Other sympathetic characters include: Cherry, a cheerleader and a Socs leader’s girlfiriend; Randy, a Socs who leaves his gang; Mr. Syme, Ponyboy’s English teacher; and Marcia, a friend of Cherry’s.
Hinton spends a distracting amount of time describing her characters’ physical appearance. Salinger describes his characters briefly, with laser precision and only when necessary.
A major weakness of Outsiders is the ensemble of villains that are flat, not sufficiently rendered to make the reader feel Ponyboy’s fear of them. The Socs are pretty much faceless except for Randy, who turns out to be a pretty good guy.

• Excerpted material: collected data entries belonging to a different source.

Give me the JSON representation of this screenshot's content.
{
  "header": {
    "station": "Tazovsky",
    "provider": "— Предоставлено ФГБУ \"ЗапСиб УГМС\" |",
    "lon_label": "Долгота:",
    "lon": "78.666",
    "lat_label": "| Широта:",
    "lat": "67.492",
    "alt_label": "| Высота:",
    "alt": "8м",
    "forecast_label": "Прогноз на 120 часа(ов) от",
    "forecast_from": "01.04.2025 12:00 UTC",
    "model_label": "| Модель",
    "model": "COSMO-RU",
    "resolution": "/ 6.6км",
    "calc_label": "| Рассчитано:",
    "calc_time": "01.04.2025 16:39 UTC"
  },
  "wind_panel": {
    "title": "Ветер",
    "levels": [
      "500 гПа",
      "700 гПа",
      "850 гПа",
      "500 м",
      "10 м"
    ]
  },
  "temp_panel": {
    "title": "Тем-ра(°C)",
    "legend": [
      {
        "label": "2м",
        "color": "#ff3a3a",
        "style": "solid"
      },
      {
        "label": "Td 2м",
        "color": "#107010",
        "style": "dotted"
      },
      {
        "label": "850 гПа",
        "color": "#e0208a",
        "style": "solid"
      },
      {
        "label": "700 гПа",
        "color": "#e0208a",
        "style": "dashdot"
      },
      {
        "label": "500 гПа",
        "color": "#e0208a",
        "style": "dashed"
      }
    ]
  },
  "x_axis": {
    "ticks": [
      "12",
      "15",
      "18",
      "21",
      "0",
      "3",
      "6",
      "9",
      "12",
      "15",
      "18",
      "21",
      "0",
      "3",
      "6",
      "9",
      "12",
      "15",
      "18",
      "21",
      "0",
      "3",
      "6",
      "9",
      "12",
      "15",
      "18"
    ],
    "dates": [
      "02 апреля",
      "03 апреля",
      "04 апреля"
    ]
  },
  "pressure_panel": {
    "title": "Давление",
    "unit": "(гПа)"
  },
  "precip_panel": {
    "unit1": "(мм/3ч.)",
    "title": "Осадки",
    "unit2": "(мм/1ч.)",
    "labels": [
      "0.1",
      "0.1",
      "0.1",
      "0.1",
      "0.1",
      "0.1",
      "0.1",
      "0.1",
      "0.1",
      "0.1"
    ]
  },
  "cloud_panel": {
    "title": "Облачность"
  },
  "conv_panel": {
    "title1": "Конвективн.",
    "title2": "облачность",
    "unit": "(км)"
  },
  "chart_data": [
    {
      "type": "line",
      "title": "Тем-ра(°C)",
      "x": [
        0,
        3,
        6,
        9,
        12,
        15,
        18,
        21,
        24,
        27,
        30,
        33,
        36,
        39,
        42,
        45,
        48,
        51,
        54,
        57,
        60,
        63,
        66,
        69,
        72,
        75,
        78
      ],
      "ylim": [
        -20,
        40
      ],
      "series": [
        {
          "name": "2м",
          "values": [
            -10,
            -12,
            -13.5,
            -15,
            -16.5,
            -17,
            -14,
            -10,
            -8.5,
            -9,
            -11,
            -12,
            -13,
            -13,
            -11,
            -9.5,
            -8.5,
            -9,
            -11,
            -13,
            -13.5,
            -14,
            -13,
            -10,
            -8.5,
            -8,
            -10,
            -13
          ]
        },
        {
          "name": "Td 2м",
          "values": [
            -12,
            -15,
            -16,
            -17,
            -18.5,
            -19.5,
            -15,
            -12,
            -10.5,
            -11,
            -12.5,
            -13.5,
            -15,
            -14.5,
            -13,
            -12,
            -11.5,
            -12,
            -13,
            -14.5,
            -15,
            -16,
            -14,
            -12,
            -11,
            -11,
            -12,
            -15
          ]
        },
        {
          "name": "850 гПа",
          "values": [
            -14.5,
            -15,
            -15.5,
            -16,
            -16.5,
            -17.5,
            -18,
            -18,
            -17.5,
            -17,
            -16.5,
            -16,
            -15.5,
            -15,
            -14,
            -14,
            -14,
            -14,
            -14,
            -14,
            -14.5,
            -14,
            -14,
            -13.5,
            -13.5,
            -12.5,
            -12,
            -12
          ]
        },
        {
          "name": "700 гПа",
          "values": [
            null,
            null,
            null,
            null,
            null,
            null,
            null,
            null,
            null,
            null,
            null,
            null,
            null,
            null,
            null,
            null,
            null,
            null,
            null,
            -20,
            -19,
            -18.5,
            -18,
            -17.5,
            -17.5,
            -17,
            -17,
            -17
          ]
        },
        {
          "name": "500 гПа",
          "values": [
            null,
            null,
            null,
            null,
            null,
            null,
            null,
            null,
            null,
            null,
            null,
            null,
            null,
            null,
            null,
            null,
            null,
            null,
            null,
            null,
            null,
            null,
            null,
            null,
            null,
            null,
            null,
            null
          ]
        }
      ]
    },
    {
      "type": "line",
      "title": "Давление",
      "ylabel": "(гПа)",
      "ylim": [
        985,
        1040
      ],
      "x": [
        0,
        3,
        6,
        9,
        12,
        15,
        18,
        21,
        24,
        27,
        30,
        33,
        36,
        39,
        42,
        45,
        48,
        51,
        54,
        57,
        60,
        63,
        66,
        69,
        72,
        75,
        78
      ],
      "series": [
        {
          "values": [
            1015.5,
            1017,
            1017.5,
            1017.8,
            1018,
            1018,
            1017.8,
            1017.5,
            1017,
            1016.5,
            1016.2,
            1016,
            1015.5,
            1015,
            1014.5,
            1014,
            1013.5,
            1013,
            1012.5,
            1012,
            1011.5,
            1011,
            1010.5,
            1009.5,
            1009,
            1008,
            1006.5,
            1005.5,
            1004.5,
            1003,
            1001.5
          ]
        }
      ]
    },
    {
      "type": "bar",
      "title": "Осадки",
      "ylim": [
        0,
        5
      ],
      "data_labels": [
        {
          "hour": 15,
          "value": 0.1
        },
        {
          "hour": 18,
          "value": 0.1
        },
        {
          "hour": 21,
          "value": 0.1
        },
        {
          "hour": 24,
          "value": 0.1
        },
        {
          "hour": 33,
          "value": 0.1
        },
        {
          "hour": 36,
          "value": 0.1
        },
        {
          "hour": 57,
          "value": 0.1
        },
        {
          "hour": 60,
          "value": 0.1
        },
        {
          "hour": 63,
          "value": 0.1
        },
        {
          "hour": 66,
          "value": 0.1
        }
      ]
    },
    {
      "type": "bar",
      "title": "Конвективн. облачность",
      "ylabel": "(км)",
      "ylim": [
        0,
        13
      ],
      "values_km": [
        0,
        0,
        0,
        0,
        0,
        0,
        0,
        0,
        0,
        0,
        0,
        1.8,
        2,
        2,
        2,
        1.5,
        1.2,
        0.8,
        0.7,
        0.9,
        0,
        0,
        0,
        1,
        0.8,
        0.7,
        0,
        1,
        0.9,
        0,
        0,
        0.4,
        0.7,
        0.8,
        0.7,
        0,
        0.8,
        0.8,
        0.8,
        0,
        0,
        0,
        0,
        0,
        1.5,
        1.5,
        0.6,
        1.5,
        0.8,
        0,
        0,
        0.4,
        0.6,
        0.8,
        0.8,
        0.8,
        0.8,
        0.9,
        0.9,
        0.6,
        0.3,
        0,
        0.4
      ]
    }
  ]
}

A major difference between the two books is that Hinton stays with this core cast of characters for the duration of the novel, whereas Salinger takes Holden through a series of mini-dramas with a succession of characters and locations, exposing the reader to a broad spectrum of Holden’s life.
I had trouble relating to some of the characters in Outsiders. They didn’t seem real, where as all the characters in Catcher did.
Setting:
Neither book pays a lot of attention to setting. Salinger handles setting methodically, with surgical precision. Hinton’s treatment is more haphazard. There’s too much in some places and none in others. Although research indicates the novel is based on Tulsa, Oklahoma, the author tells us only that the location is a city in the Southwestern United States. Ninety percent of the novel takes place on the east side of town, Greaser territory, with the rest occurring, after a short train ride, near Windrixville during a weeklong hideout in an abandoned church on a hill.
Catcher covers forty-eight hours in the mid 1940s, whereas Outsider has an approximately two-week duration in 1967.
Plot:
Catcher is virtually plotless. The reader is kept off balance by not knowing what’s coming next but readers are so invested in Holden that they’re willing to go along.
Outsiders moves along rapidly with few surprises. The plot feels predictable and I don’t feel much of a threat from the Socses. The plot doesn’t grab me, but I read along because I’m hooked on the sympathetic main character, Ponyboy.
An outstanding feature of Outsiders is the way the Greasers stick together as a surrogate family, sharing chores and looking out for one another in a bond of love and respect when functional parents aren't around to guide them. The primacy of sibling affection is a major theme, if not the premise, in both books.
The book is an amazing achievement for such a young author.